Psychologin erforscht Deutsche: Wir lieben kleine Freiheiten

21.6.2018, 10:50 Uhr
Psychologin erforscht Deutsche: Wir lieben kleine Freiheiten

© Foto: Michael Matejka

Im Piratenkostüm tritt Ines Imdahl auf die Bühne des Forums Lokaljournalismus. "Es kostet Überwindung, bei einem Fachvortrag nicht im Business-Outfit zu erscheinen", sagt die Geschäftsführerin des rheingold-Salons. Als Diplompsychologin betreibt sie Marktforschung und beleuchtet das Thema "Gesellschaft im Wandel – So ticken die Deutschen".

Doch mehrere Studien ergaben, dass den Deutschen kleine Freiheiten besonders wichtig sind. Und wer steht mehr für Freiheit als Piraten? Außerdem beschäftigte sie sich in mehreren Studien damit, wie harmoniebedürftig Deutsche sind und, warum Jugendliche danach streben, perfekte Fotos im Internet hochzuladen. Das gilt schnell als oberflächlich, doch die Diplompsychologin weiß, dass mehr hinter diesem Phänomen steckt.

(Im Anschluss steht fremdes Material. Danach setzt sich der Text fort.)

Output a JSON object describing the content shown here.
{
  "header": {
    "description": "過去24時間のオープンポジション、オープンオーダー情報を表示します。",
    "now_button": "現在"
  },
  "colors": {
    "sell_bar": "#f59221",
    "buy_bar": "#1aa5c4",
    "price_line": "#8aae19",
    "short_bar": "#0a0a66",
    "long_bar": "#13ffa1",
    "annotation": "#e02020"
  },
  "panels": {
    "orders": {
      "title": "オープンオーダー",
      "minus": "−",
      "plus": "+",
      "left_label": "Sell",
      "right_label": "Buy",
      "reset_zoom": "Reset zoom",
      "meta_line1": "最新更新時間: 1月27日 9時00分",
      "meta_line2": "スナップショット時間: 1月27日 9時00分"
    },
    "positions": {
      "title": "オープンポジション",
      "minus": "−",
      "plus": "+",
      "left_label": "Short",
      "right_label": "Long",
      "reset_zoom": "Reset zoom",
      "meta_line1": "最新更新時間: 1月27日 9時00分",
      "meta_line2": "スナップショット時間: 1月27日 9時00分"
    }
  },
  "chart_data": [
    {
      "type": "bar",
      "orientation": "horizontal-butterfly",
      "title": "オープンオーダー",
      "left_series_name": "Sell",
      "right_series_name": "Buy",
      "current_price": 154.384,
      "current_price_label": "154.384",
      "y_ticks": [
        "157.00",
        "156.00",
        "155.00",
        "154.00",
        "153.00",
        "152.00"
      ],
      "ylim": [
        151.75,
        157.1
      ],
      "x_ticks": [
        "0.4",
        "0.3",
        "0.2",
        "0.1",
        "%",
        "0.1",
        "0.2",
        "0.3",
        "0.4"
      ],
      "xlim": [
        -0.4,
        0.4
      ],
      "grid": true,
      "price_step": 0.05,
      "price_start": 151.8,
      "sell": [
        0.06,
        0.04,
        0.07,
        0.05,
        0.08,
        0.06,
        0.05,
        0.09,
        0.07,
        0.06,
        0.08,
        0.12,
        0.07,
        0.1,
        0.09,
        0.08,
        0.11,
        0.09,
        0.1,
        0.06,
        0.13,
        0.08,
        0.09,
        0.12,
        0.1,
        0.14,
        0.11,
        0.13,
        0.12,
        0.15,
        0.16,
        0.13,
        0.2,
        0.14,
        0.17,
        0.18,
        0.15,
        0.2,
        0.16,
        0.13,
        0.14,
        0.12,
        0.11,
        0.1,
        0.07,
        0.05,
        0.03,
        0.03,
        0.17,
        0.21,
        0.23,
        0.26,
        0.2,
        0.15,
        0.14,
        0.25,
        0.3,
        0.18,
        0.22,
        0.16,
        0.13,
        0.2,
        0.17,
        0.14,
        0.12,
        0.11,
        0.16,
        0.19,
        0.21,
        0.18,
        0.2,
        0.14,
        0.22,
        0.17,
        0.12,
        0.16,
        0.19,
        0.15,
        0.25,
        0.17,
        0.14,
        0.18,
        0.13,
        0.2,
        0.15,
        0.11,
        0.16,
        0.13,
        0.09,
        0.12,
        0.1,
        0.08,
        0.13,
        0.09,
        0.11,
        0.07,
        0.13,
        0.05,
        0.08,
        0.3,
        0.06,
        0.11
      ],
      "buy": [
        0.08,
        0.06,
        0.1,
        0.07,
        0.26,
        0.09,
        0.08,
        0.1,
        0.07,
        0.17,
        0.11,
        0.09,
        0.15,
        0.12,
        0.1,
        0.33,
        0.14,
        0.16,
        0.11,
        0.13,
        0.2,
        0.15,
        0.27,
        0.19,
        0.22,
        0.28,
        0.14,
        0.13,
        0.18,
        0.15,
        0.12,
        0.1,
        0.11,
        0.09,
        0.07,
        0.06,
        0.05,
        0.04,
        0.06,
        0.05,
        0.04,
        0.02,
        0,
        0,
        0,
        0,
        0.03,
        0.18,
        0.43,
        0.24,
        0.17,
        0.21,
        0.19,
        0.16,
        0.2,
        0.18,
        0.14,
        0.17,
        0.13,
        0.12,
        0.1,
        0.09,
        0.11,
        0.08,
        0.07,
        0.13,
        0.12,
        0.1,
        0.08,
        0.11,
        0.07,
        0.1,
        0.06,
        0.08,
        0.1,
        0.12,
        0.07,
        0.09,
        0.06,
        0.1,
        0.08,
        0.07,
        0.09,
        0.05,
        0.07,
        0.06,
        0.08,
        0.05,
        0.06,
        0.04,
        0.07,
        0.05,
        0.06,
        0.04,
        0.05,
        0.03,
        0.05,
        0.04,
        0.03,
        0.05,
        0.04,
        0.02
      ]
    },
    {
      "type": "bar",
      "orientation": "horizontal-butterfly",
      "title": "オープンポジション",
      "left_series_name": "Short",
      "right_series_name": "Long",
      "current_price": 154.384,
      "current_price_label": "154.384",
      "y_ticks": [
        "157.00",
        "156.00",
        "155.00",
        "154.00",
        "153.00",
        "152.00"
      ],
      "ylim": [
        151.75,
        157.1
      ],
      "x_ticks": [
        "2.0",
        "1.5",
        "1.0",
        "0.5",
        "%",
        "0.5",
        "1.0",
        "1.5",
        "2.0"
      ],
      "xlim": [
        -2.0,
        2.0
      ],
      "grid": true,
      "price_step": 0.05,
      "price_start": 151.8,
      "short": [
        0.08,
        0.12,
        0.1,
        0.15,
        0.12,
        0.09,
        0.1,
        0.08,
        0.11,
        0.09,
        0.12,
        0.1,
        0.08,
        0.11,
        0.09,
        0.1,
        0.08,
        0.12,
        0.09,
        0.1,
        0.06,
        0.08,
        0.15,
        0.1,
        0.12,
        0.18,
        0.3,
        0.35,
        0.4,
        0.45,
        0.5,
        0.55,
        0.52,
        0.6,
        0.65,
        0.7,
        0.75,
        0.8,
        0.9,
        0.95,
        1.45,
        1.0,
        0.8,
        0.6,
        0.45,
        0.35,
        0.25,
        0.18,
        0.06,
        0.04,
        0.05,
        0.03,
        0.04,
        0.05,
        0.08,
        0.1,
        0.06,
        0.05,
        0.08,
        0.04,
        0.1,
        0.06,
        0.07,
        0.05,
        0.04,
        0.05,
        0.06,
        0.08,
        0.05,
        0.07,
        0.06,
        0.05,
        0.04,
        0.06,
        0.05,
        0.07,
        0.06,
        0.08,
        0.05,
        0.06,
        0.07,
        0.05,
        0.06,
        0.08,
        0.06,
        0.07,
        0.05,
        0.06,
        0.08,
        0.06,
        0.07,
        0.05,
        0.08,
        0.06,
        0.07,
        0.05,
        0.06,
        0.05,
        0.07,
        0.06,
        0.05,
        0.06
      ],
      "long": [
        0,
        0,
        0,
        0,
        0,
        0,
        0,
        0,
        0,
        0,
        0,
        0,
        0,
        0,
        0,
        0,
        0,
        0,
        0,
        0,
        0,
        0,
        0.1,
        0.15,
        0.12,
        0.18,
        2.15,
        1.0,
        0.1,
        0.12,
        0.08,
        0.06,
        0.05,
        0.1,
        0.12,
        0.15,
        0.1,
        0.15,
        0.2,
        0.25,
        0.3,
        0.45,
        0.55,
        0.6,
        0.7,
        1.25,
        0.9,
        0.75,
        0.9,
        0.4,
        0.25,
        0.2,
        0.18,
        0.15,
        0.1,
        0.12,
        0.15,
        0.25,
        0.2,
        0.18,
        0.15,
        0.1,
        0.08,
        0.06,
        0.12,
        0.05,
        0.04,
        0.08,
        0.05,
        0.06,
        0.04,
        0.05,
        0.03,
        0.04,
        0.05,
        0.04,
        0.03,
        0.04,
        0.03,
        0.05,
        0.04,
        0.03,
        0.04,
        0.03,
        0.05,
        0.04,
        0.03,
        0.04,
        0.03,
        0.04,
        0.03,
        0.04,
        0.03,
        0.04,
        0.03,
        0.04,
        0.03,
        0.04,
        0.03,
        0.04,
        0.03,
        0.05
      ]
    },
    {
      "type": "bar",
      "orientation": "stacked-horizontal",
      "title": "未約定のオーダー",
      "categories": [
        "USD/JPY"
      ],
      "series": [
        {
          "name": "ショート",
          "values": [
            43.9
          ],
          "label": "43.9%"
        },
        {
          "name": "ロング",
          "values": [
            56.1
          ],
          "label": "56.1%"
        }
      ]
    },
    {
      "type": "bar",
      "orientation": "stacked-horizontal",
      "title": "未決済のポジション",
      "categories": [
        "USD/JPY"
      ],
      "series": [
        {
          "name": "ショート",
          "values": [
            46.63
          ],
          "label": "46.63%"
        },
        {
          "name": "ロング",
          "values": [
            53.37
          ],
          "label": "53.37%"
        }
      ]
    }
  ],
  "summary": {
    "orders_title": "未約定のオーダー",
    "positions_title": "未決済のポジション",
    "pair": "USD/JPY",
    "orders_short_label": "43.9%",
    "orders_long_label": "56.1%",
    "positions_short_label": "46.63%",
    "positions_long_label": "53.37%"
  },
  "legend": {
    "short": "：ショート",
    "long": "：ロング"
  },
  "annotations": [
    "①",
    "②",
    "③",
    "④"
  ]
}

Lieber Reise- als Pressefreiheit

Statt großer Freiheiten, ist es den Deutschen viel wichtiger, im Alltag frei entscheiden zu können. Welche Freiheit würden sie für 10 Millionen Euro aufgeben? So lautete eine Frage in der repräsentativen Studie "Der Preis der Freiheit". Das Ergebnis: Im Osten ist die Reisefreiheit ein sehr hohes Gut.

Meinungsfreiheit ist 41,8 Prozent der Befragten wichtig. Dahinter liegen mit rund 13 Prozent schon deutlich abgeschlagen körperliche und finanzielle Freiheit, gefolgt von freier Partnerwahl. Die Pressefreiheit, einer der zentralen Werte von Demokratien, landet mit 1,6 Prozent auf dem viertletzten Platz.

Wonach alle Deutschen laut verschiedener Studien streben, sei Harmonie. "Vielleicht liegt es an den zwei Weltkriegen, dass wir nicht als Aggressor gesehen werden wollen. Also beschwichtigen wir und vermeiden Konflikte in allen Alltagsbereichen", meint Imdahl. In Unternehmen sei das Ziel, diplomatisch Lösungen zu finden und beim Dating versuchten besonders junge Frauen, Verehrer möglichst höflich abzuweisen.

Jugendliche sind keine Rebellen

"Jugendliche wollen nicht rebellieren", stellt Imdahl in mehreren Studien fest. 14- bis 21-Jährige wünschten sich Kontrolle und Ordnung. Durch tiefenpsychologische Interviews fand die Marktforscherin heraus, dass diese Sehnsucht aus konkreten Krisen hervorgegangen ist – auf körperlicher, persönlicher und gesellschaftlicher Ebene. Die Jugendlichen empfinden die Pubertät als unkontrollierbaren Zustand, leiden unter Scheidungen und haben durch Finanz-, Euro- und Flüchtlingskrise das Gefühl, in einer Welt mit wenig Halt und Sicherheit zu leben.

Also geben sie viel Geld für Pflege und Kosmetik aus, Mädchen wie Jungen. "Das Äußere ist existenziell für sie und geht mit einer Ästhetisierungskultur einher", so Imdahl. In sozialen Netzwerken wie Instagram und Snapchat perfektionieren Jugendliche Selfies und laden Fotos ihres Essens hoch, um Anerkennung zu erhalten. Dabei erlebten sie gar nicht mehr den aktuellen Moment, sondern nähmen Erlebnisse erst nach dem Posten im Netz in einer Rückblende wahr.

"Erst einmal ist das nichts Schlechtes. Es hat Vorteile, nicht die ganze Zeit zu grübeln", findet Imdahl. Im nächsten oder übernächsten Jahr soll eine neue Studie entstehen. "Vielleicht sehen wir da schon einen Bruch. Ich denke, dass nach der Perfektion eine neue Rebellion kommt."